More often than not, though, THRG has outperformed its benchmark, the Numis SC Plus AIM Ex Investment Companies index. According to Winterflood, the investment trust broker, on a net asset value (NAV) basis the trust has beaten its benchmark in seven of the last 10 calendar years, with 2007, 2008 and 2016 being the three exceptions.
As things stand today the discount is at its widest level since December 2016. The 19.8 per cent discount on offer is wider than its 17.8 per cent one-year average.
Managed by Mike Prentis, THRG achieved Money Observer Rated Fund status in 2017.
Stockbroker Killik thinks THRG’s current discount has entered bargain territory.
In its daily note (3 April) the firm said: ‘THRG shares currently trade on a 20 per cent discount to NAV, representing a wider discount to the average sector peer, despite strong NAV performance over the last year.
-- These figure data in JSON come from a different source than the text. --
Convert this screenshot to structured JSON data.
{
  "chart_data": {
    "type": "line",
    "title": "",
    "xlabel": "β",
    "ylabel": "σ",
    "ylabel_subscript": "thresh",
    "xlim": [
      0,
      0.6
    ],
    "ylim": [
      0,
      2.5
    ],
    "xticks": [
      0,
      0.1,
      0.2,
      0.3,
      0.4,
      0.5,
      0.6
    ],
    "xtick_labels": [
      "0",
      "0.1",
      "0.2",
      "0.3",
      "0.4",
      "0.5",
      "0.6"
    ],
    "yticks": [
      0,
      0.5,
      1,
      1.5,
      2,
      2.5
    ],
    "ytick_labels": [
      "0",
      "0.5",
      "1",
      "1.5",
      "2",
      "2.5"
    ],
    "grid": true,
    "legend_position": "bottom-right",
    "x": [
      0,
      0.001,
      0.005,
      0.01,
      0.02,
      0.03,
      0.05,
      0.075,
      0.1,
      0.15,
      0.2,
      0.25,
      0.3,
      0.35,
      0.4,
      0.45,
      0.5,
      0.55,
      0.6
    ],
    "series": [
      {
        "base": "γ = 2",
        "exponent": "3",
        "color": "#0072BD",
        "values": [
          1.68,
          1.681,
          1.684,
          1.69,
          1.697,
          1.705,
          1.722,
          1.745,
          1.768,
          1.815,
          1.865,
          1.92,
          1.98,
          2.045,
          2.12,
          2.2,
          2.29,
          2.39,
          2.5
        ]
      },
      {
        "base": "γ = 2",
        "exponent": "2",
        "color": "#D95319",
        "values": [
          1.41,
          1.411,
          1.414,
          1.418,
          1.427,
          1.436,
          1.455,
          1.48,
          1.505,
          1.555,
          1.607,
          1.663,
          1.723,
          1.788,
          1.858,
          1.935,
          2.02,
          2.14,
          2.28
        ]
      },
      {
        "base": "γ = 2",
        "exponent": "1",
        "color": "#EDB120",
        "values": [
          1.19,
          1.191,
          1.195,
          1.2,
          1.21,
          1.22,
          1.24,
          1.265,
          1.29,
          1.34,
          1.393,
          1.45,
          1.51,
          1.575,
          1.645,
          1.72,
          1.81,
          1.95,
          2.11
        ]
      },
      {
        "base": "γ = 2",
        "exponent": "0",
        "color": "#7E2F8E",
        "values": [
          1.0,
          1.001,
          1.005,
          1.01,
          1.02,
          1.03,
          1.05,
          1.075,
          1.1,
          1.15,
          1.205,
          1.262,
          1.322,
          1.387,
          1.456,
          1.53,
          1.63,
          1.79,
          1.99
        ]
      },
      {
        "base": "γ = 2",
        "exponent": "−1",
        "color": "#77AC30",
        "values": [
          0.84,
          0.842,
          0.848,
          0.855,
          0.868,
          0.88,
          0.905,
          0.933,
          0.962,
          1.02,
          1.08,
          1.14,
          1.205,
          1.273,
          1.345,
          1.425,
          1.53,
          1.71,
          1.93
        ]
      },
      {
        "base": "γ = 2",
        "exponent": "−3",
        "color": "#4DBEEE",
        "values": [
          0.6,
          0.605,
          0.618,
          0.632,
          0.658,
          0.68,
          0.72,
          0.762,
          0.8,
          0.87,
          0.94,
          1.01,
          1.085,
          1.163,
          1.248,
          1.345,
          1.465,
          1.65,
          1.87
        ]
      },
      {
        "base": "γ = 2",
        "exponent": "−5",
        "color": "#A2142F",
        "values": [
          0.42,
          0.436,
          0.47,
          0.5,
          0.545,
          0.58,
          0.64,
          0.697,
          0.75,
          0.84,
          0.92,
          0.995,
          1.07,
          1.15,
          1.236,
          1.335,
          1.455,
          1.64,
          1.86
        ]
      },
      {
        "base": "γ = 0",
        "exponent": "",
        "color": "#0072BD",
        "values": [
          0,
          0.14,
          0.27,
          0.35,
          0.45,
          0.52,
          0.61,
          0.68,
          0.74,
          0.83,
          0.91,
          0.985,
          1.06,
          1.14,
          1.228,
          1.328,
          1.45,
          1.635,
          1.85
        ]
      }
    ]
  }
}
In the company’s last set of annual results, published in February, the board noted that they were carefully monitoring the level of discount of the company’s shares and set out the intention to consult and discuss with shareholders on a number of potential options to address it (including the quantum and timing of the dividend paid to shareholders).
‘The widening discount reflects some of the economic challenges potentially facing smaller UK businesses in the coming years but, on a discount basis, represents an entry point at a historically attractive level for long-term investors.’
One distinctive feature is the fact that the trust can invest up to 30 per cent of its assets in contracts for difference (CFDs). This part of the portfolio has been managed by Dan Whitestone since 2015. The CFDs are used to add to the trust's exposure to companies it already holds, or to short-sell shares in companies its managers expect to fall. They can therefore add value in falling and rising markets.